Python is a great language for data analytics. It offers a lot (although not all) of the tools available in languages like Matlab and R. Unlike Matlab it's free. Unlike both these languages, it promotes good coding practices. But more importantly (for when you start working) it's a real engineering language that makes it easy for you to:
- Collect data from existing databases using the tools that are currently available in your company.
- Integrate your code and contributions into the rest of the codebase that your company will use.
You are already familiar with programming; you just have to get familiar with Python's syntax (if you aren't already) and the numerical and scientific tools available.

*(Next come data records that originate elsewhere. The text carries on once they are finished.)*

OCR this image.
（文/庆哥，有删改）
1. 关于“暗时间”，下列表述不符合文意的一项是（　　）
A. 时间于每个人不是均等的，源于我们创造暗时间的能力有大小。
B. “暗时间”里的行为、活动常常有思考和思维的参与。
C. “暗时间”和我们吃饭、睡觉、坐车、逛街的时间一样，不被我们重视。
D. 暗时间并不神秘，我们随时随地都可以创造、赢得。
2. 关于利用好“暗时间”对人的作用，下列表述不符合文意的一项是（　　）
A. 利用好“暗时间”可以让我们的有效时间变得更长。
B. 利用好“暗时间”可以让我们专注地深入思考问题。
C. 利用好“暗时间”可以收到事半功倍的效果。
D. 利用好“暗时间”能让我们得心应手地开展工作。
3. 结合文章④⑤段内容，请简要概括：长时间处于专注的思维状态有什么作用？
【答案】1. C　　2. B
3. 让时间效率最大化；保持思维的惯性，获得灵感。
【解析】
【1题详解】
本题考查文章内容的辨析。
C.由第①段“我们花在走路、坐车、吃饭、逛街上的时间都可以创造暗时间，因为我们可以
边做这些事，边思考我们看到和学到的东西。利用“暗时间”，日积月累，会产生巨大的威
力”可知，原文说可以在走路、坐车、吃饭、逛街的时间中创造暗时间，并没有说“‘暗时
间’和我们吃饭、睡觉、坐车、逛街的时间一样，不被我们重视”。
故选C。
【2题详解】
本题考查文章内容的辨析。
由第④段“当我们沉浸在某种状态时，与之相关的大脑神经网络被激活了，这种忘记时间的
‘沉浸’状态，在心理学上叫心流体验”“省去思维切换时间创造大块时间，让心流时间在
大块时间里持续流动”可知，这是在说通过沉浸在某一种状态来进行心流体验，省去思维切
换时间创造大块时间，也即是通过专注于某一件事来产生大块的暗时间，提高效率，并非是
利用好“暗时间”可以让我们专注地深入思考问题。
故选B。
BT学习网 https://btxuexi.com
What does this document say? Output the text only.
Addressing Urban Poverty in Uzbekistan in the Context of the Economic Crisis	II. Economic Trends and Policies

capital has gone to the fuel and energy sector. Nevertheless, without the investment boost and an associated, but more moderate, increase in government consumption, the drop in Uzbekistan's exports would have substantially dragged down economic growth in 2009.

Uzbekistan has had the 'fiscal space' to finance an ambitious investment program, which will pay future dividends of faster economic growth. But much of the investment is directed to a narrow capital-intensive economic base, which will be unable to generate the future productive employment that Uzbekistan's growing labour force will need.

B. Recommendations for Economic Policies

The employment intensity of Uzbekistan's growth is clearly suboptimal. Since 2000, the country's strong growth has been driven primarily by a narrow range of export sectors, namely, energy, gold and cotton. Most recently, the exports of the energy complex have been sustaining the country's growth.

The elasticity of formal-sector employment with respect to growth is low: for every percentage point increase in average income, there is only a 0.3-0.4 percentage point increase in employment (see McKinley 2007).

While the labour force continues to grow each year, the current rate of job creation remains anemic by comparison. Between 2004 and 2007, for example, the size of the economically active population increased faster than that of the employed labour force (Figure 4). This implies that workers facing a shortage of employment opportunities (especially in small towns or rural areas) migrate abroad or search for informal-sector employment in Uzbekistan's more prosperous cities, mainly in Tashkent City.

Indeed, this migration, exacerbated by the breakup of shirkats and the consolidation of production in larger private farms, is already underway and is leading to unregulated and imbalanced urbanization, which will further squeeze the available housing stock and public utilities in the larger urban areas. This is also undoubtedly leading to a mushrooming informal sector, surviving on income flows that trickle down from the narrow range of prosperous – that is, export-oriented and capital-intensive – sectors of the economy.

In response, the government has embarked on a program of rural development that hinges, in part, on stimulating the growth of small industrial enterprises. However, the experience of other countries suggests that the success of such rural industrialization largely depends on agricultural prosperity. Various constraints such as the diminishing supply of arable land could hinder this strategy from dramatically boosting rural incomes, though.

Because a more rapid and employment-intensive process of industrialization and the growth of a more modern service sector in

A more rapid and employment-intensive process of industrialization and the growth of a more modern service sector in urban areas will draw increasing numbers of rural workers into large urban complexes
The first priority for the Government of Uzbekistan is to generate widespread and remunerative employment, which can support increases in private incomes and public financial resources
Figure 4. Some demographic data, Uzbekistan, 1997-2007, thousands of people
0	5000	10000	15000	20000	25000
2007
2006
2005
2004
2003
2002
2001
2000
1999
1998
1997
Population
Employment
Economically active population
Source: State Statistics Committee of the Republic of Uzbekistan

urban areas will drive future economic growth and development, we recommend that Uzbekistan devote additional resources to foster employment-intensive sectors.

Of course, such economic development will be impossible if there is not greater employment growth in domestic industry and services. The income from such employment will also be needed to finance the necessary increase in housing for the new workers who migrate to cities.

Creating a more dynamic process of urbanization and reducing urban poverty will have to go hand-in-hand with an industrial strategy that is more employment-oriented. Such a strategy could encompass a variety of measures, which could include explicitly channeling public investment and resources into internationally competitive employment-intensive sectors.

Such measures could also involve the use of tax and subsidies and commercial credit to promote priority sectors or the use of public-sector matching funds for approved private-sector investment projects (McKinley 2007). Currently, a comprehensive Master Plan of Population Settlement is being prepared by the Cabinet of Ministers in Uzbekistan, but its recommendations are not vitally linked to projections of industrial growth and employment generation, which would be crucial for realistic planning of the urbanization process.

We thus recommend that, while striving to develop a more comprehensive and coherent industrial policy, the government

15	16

We are using Python 2.
Action Item:
To get started with learning the syntax, we suggest starting with either the Google Tutorial or this Codecademy tutorial. Once you get the basics, this page gives you an amazing number of Python features. Features particularly important to data science include:
- Built-in Data Structures
- Lists, dictionaries, tuples, sets
- Adding and accessing data
- Unpacking tuples
- Strings
- How to write strings in Python
- Raw strings, byte strings, and unicode strings
- String formatting
- Functions
- Creating and calling functions
- Accessing variables in local and global scopes
- Lambda functions
- Keyword and variable number of arguments
- Conditional Statements
- Loops
- While and for loops
- List and dictionary comprehensions
- Classes
- Object oriented programming
- Difference between objects and classes
- Attributes and methods
- Class inheritance
- Reading and writing files
- Familiarity with the following packages:
Once you've gone through the above short tutorials, go to Project Euler and use Python to solve at least 10 problems. Try to choose problems that allow you to practice using dictionaries, list comprehensions, and other Pythonic features.